ID Consultants Lower Mortality and Cost of Hospital Stay
Abstract & Commentary
By Carol A. Kemper, MD, FACP
Clinical Associate Professor of Medicine, Stanford University, Division of Infectious Diseases, Santa Clara Valley Medical Center.
Dr. Kemper does research for Abbott Laboratories and Merck.
This article originally appeared in the November 2013 issue of Infectious Disease Alert. It was edited by Stan Deresinski, MD, FACP, FIDSA, and peer reviewed by Timothy Jenkins, MD. Dr. Deresinki is Clinical Professor of Medicine, Stanford University, Associate Chief of Infectious Diseases, Santa Clara Valley Medical Center, and Dr. Jenkins is Assistant Professor of Medicine, University of Colorado, Denver Health Medical Center. Dr. Deresinski does research for the National Institutes of Health, and is an advisory board member and consultant for Merck, and Dr. Jenkins reports no financial relationships relevant to this field of study.
Source: Schmitt S, et al. Infectious disease specialty intervention is associated with decreased mortality and lower healthcare costs. Clin Infect Dis, 2013 Sep 25 [Epub ahead of print].
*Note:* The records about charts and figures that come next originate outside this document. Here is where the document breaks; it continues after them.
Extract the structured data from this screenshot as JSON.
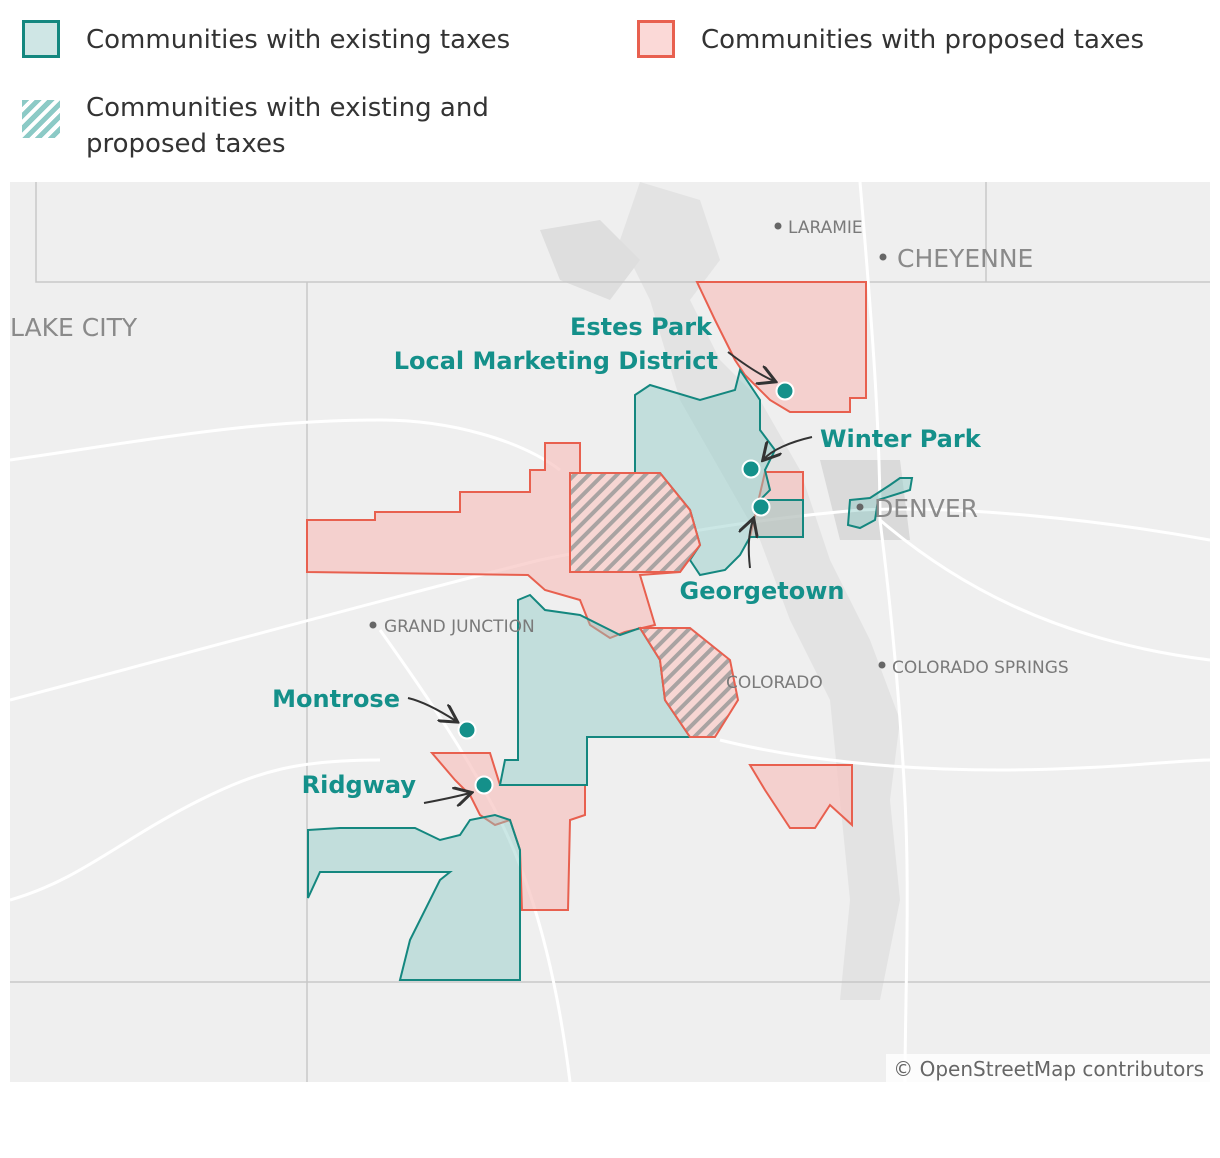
{
  "legend": [
    {
      "label": "Communities with existing taxes"
    },
    {
      "label": "Communities with proposed taxes"
    },
    {
      "label": "Communities with existing and proposed taxes"
    }
  ],
  "places": [
    "LARAMIE",
    "CHEYENNE",
    "LAKE CITY",
    "DENVER",
    "GRAND JUNCTION",
    "COLORADO",
    "COLORADO SPRINGS"
  ],
  "communities": {
    "estes_park": [
      "Estes Park",
      "Local Marketing District"
    ],
    "winter_park": "Winter Park",
    "georgetown": "Georgetown",
    "montrose": "Montrose",
    "ridgway": "Ridgway"
  },
  "attribution": "© OpenStreetMap contributors"
}
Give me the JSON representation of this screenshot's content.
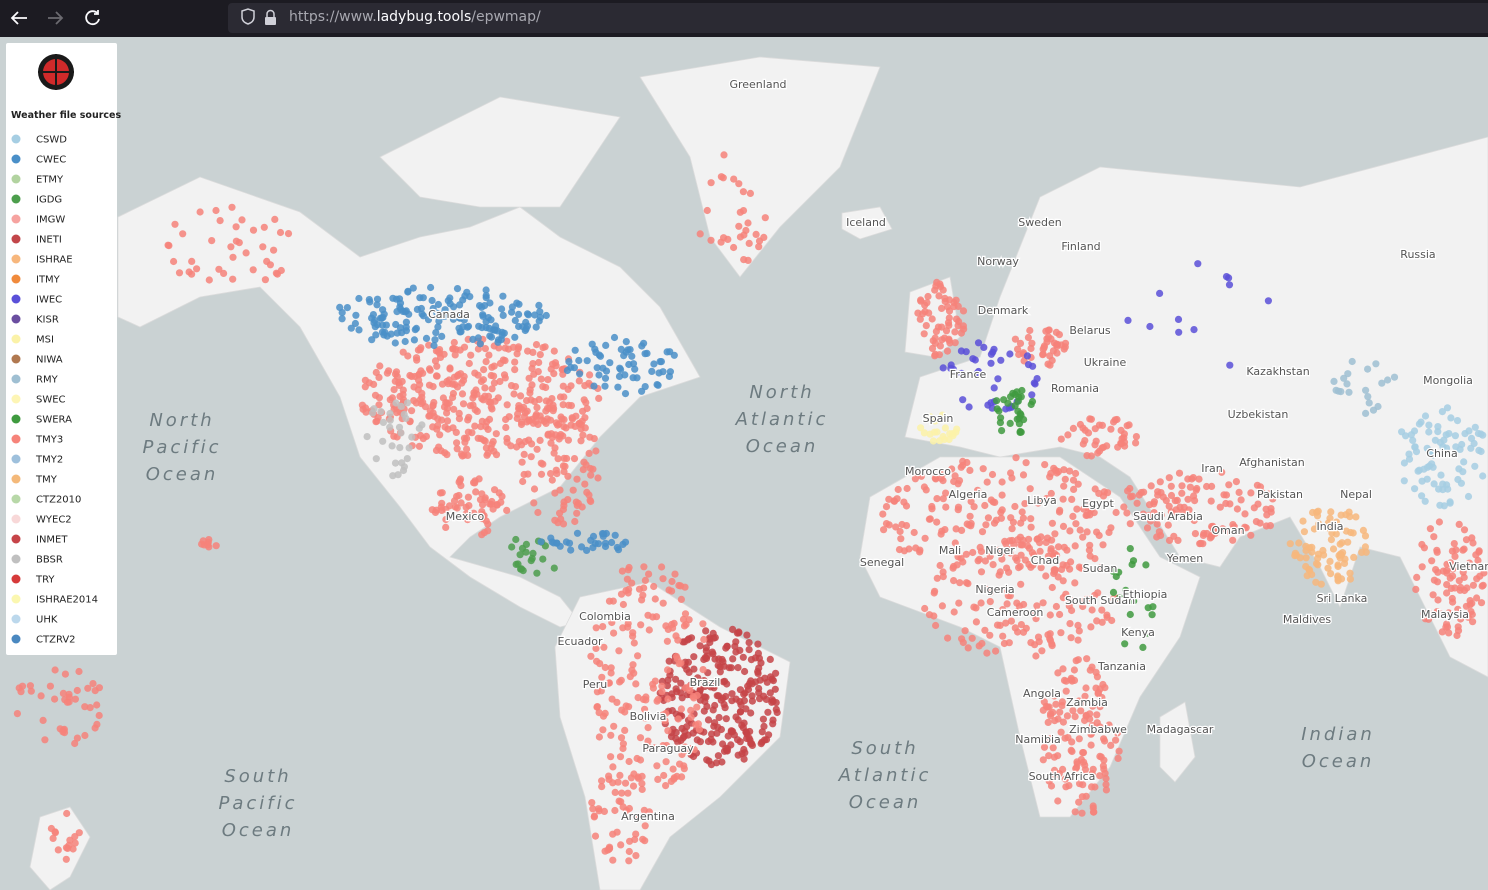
{
  "browser": {
    "url_parts": [
      "https://www.",
      "ladybug.tools",
      "/epwmap/"
    ]
  },
  "legend": {
    "title": "Weather file sources",
    "items": [
      {
        "name": "CSWD",
        "color": "#a6cee3"
      },
      {
        "name": "CWEC",
        "color": "#4a8fc8"
      },
      {
        "name": "ETMY",
        "color": "#b2d3a0"
      },
      {
        "name": "IGDG",
        "color": "#4c9e4c"
      },
      {
        "name": "IMGW",
        "color": "#f6a3a0"
      },
      {
        "name": "INETI",
        "color": "#c2464a"
      },
      {
        "name": "ISHRAE",
        "color": "#f7b77d"
      },
      {
        "name": "ITMY",
        "color": "#f08a3c"
      },
      {
        "name": "IWEC",
        "color": "#5a50d8"
      },
      {
        "name": "KISR",
        "color": "#6a4ea0"
      },
      {
        "name": "MSI",
        "color": "#fbf2a8"
      },
      {
        "name": "NIWA",
        "color": "#b07850"
      },
      {
        "name": "RMY",
        "color": "#9fbfd2"
      },
      {
        "name": "SWEC",
        "color": "#fdf5b5"
      },
      {
        "name": "SWERA",
        "color": "#3f9a3f"
      },
      {
        "name": "TMY3",
        "color": "#f6837a"
      },
      {
        "name": "TMY2",
        "color": "#9ec0dc"
      },
      {
        "name": "TMY",
        "color": "#f4b97a"
      },
      {
        "name": "CTZ2010",
        "color": "#b8d8a8"
      },
      {
        "name": "WYEC2",
        "color": "#f8d8d8"
      },
      {
        "name": "INMET",
        "color": "#c64448"
      },
      {
        "name": "BBSR",
        "color": "#c0c0c0"
      },
      {
        "name": "TRY",
        "color": "#d63a3a"
      },
      {
        "name": "ISHRAE2014",
        "color": "#fbf7b0"
      },
      {
        "name": "UHK",
        "color": "#bcd8ec"
      },
      {
        "name": "CTZRV2",
        "color": "#4a88c0"
      }
    ]
  },
  "places": [
    "Greenland",
    "Iceland",
    "Sweden",
    "Finland",
    "Norway",
    "Russia",
    "Denmark",
    "Belarus",
    "Canada",
    "Ukraine",
    "Kazakhstan",
    "Mongolia",
    "France",
    "Romania",
    "Uzbekistan",
    "Spain",
    "China",
    "Afghanistan",
    "Iran",
    "Morocco",
    "Algeria",
    "Libya",
    "Egypt",
    "Pakistan",
    "Saudi Arabia",
    "Nepal",
    "Oman",
    "India",
    "Mexico",
    "Mali",
    "Niger",
    "Chad",
    "Sudan",
    "Yemen",
    "Senegal",
    "Nigeria",
    "South Sudan",
    "Ethiopia",
    "Colombia",
    "Cameroon",
    "Sri Lanka",
    "Maldives",
    "Ecuador",
    "Kenya",
    "Malaysia",
    "Peru",
    "Brazil",
    "Tanzania",
    "Angola",
    "Zambia",
    "Bolivia",
    "Madagascar",
    "Namibia",
    "Zimbabwe",
    "Paraguay",
    "South Africa",
    "Argentina",
    "Vietnam"
  ],
  "oceans": [
    [
      "North",
      "Pacific",
      "Ocean"
    ],
    [
      "North",
      "Atlantic",
      "Ocean"
    ],
    [
      "South",
      "Pacific",
      "Ocean"
    ],
    [
      "South",
      "Atlantic",
      "Ocean"
    ],
    [
      "Indian",
      "Ocean"
    ]
  ]
}
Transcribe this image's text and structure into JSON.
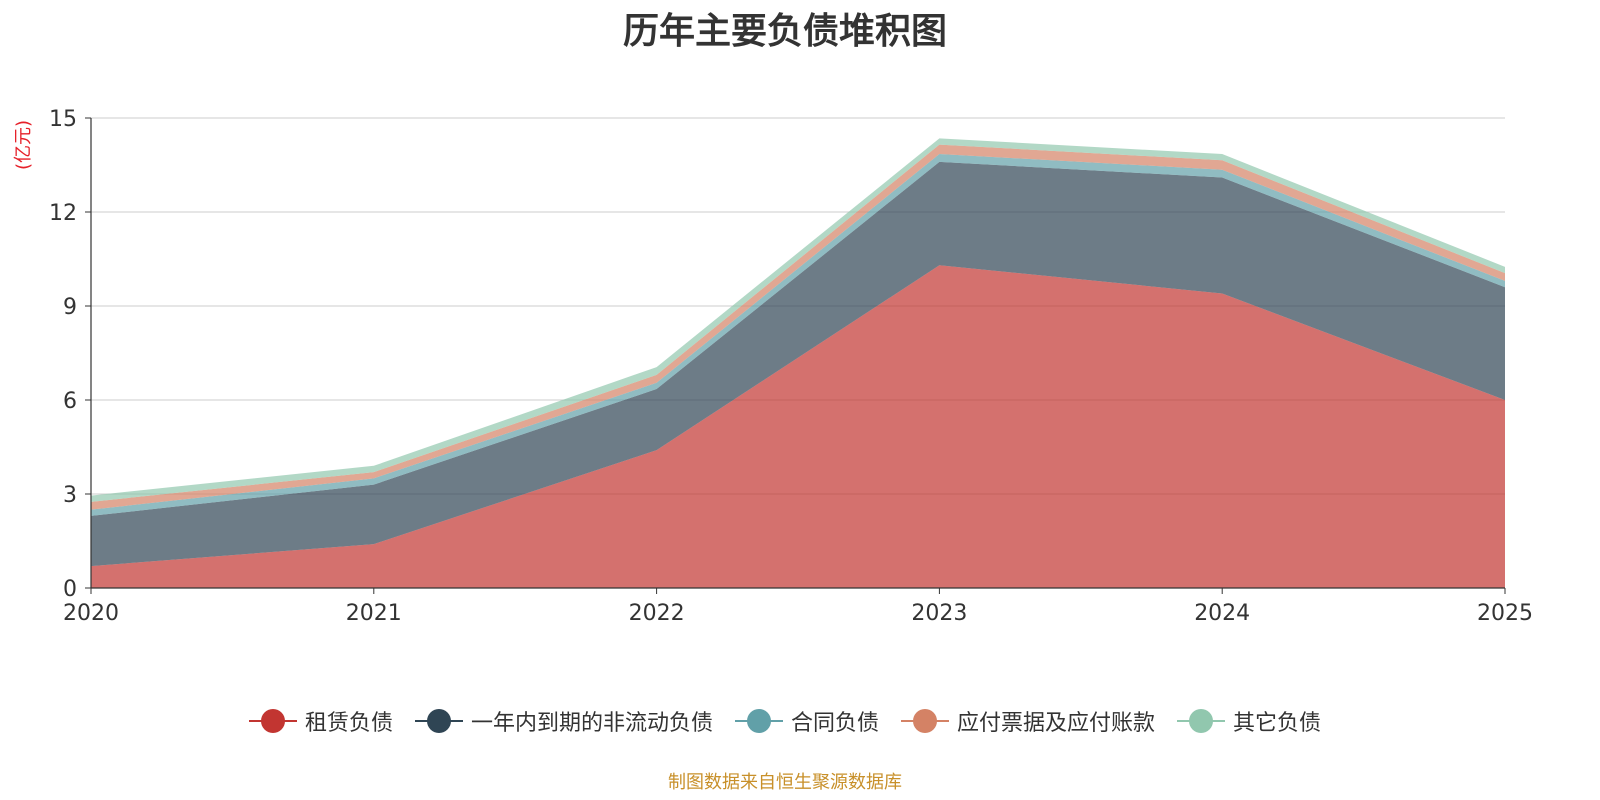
{
  "chart_data": {
    "type": "area",
    "stacked": true,
    "title": "历年主要负债堆积图",
    "unit_label": "(亿元)",
    "x": [
      "2020",
      "2021",
      "2022",
      "2023",
      "2024",
      "2025"
    ],
    "ylim": [
      0,
      15
    ],
    "yticks": [
      "0",
      "3",
      "6",
      "9",
      "12",
      "15"
    ],
    "series": [
      {
        "name": "租赁负债",
        "color": "#c23531",
        "values": [
          0.7,
          1.4,
          4.4,
          10.3,
          9.4,
          6.0
        ]
      },
      {
        "name": "一年内到期的非流动负债",
        "color": "#2f4554",
        "values": [
          1.6,
          1.9,
          1.95,
          3.3,
          3.7,
          3.6
        ]
      },
      {
        "name": "合同负债",
        "color": "#61a0a8",
        "values": [
          0.2,
          0.2,
          0.2,
          0.25,
          0.25,
          0.2
        ]
      },
      {
        "name": "应付票据及应付账款",
        "color": "#d48265",
        "values": [
          0.25,
          0.2,
          0.25,
          0.3,
          0.3,
          0.25
        ]
      },
      {
        "name": "其它负债",
        "color": "#91c7ae",
        "values": [
          0.2,
          0.2,
          0.25,
          0.2,
          0.2,
          0.2
        ]
      }
    ],
    "grid": true,
    "legend_position": "bottom"
  },
  "source_text": "制图数据来自恒生聚源数据库"
}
The most heavily curb-sided specialty may also be one of the more valuable, especially in an era of cost-consciousness, and focus on quality markers such as shorter stays and fewer 30-day readmissions. The impact of ID consultation on important markers, such as length of ICU stay, length of hospital stay, mortality, and frequency of 30-day readmission was assessed for patients admitted to an acute care hospital (ACH) with at least one of 11 specific infections between January 2008 and November 2009. These common infections were selected based on the ability to query fee-for-service Medicare claims based on DRG code (bacteremia, C. difficile infection, central line-associated bloodstream infection, bacterial endocarditis, HIV, meningitis, osteomyelitis, prosthetic joint infections, septic arthritis, septic shock, and vascular device infections).
A total of 101,991 ACH stays with ID consultation and 170,366 without ID involvement (59.8%) were examined. Patients with ID consultation generally had more than one infection, and were more likely to be male, they were younger, more likely to be admitted to ICU, and were more likely admitted to a teaching hospital compared to those without ID intervention. From this cohort, the authors selected a matched sample of ACH hospitalizations that involved ID intervention (61,680) and that did not involve ID intervention (65,102). Prior to adjusting for any risk factors, patients with ID intervention generally appeared more ill, had longer lengths of hospital stay, more days in ICU, but a lower index stay mortality.
After adjustment for risk factors, cases with ID involvement had statistically significantly lower rates of index stay (odds ratio, .89), lower rates of 30-day mortality (OR, .86), and lower rates of 30-day readmissions (OR, .96). In addition, stays with ID involvement within the first 2 days of hospitalization were associated with a significantly lower 30-day mortality (OR, .87) and readmission rate (OR, 0.92). Furthermore, those cases were associated with a 3.8% reduction in overall hospital stay, 5.1% fewer ICU days, and significantly lower cost of hospital charges, Medicare payments to ACH, and Medicare payments to all providers. These differences were small (on the order of 2.9% to 6.2%) but highly statistically significant.
In a multivariate analysis using case controls, involvement of an ID specialist in the care of patients admitted to ACH resulted in improved outcomes and a lower cost of care, especially when the ID consultant was involved early in the hospitalization.